Meet your Inner Giver
How could a child in seconds influence my decisions for decades? It’s not who he was, but whom he awoke in me. It turns out I had an “Inner Giver” who was dormant until that afternoon. She’s the part of me that contributes to others without seeking a return, per the definition of “giver” in Adam Grant’s bestselling Give and Take. Raul shocked my Inner Giver into wakefulness and I’ve since grieved over the injustices of the world, empathized with the suffering of others and yearned to serve.
To be fair, I have other less upright inner characters also running the show, if my life can be called that. My Inner Princess insists on soft sheets, holiday ski trips and chocolate in the cupboard that costs more than a day’s worth of food for most of the planet’s inhabitants. If you think that’s loathsome, you should meet my Inner Victim. She’s insufferable.
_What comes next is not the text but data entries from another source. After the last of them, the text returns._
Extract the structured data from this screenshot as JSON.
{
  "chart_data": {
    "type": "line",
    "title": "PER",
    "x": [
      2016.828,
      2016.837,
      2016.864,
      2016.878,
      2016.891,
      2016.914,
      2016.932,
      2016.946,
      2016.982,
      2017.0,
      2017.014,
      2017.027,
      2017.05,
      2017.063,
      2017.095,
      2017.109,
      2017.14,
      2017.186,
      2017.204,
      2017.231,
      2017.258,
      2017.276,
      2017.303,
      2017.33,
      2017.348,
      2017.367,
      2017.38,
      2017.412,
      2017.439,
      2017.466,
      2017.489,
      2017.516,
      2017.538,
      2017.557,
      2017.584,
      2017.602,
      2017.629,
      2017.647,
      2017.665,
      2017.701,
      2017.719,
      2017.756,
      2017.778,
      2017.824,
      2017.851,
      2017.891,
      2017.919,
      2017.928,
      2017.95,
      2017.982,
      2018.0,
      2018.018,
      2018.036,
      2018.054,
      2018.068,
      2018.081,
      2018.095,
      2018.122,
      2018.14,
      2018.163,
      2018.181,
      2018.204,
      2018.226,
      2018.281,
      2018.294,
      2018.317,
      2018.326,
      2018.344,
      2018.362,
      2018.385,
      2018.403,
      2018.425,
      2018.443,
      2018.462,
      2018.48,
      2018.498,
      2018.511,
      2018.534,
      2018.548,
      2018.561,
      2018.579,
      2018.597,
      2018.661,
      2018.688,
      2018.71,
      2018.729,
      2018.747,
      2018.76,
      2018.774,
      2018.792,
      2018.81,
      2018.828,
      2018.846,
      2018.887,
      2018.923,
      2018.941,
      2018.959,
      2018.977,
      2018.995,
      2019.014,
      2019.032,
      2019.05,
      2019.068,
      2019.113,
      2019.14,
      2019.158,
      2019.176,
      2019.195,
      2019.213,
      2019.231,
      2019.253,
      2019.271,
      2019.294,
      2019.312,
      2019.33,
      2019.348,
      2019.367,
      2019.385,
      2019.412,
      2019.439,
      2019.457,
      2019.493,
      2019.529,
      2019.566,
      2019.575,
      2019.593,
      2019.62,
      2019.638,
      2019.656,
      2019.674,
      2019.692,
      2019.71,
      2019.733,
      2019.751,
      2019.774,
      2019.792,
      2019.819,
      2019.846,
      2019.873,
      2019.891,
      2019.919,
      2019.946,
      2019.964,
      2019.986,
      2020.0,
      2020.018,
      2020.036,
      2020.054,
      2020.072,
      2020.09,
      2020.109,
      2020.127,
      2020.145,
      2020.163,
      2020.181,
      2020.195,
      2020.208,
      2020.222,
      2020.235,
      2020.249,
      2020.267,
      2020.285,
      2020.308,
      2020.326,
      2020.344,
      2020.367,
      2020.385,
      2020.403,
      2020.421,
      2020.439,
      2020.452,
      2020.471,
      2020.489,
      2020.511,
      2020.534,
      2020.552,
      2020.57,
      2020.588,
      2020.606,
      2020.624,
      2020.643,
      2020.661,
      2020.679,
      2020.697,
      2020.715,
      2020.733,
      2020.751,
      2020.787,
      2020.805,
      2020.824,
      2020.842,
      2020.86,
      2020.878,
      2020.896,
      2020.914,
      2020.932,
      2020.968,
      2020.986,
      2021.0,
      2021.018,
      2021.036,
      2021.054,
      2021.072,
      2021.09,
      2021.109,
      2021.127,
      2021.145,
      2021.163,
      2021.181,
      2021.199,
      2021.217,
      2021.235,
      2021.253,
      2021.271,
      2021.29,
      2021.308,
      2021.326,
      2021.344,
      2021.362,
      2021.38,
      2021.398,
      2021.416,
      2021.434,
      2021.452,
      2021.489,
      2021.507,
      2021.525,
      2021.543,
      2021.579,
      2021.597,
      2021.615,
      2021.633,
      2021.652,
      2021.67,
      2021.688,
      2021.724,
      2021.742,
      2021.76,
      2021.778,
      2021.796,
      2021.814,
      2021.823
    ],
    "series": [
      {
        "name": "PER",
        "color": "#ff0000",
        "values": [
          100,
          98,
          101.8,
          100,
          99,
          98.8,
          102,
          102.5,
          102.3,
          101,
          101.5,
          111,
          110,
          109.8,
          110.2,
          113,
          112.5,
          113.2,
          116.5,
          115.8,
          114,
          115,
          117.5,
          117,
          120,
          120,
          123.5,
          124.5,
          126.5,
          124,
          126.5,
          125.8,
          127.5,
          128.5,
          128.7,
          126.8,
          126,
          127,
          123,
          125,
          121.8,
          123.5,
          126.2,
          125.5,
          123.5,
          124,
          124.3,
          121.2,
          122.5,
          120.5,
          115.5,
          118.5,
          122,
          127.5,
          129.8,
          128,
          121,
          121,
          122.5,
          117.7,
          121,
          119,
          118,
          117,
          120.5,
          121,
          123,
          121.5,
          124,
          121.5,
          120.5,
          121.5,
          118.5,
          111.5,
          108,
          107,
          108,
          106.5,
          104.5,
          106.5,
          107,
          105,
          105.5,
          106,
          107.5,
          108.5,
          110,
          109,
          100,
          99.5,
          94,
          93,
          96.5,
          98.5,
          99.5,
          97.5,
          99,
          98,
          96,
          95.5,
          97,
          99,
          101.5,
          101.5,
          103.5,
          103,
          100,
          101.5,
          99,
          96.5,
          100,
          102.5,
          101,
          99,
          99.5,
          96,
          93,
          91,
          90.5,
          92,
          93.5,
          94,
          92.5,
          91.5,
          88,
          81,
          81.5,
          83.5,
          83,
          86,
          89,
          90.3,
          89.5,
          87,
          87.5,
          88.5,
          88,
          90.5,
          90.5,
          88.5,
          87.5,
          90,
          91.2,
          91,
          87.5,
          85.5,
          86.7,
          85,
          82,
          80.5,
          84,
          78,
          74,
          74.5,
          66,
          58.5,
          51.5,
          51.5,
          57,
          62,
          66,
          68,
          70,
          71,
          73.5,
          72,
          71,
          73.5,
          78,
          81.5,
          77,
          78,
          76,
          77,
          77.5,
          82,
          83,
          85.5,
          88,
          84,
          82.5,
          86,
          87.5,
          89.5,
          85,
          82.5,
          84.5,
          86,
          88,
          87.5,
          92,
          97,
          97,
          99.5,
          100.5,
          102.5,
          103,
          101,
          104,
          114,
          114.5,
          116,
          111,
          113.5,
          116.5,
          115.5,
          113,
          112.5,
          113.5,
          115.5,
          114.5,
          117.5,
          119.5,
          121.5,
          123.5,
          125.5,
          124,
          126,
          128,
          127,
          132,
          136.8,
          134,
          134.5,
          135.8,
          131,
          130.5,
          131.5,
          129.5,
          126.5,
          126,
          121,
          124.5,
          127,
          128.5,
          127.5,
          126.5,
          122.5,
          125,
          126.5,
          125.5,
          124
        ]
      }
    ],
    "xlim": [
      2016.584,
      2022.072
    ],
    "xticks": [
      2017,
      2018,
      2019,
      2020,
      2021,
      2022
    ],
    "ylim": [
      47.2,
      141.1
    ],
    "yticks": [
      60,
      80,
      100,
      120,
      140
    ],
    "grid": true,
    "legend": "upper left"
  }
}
Despite my crowded psyche, the Inner Giver has staked her corner. I might not respond to her urging, but she’s vocal every week, if not every day. She even throws tantrums. Once she insisted that I backtrack 10 miles of driving to give a panhandler a pizza I was bringing home from a party. As life transforming as my Raul incident was to me personally, however, it’s yawningly mundane to society.
Even the most fortunate among us can’t avoid grieving over the sad lot of our world, empathizing with strangers in distress and feeling pulled to help right both. I’m not special. Everyone is preprogrammed with an Inner Giver. Well, almost.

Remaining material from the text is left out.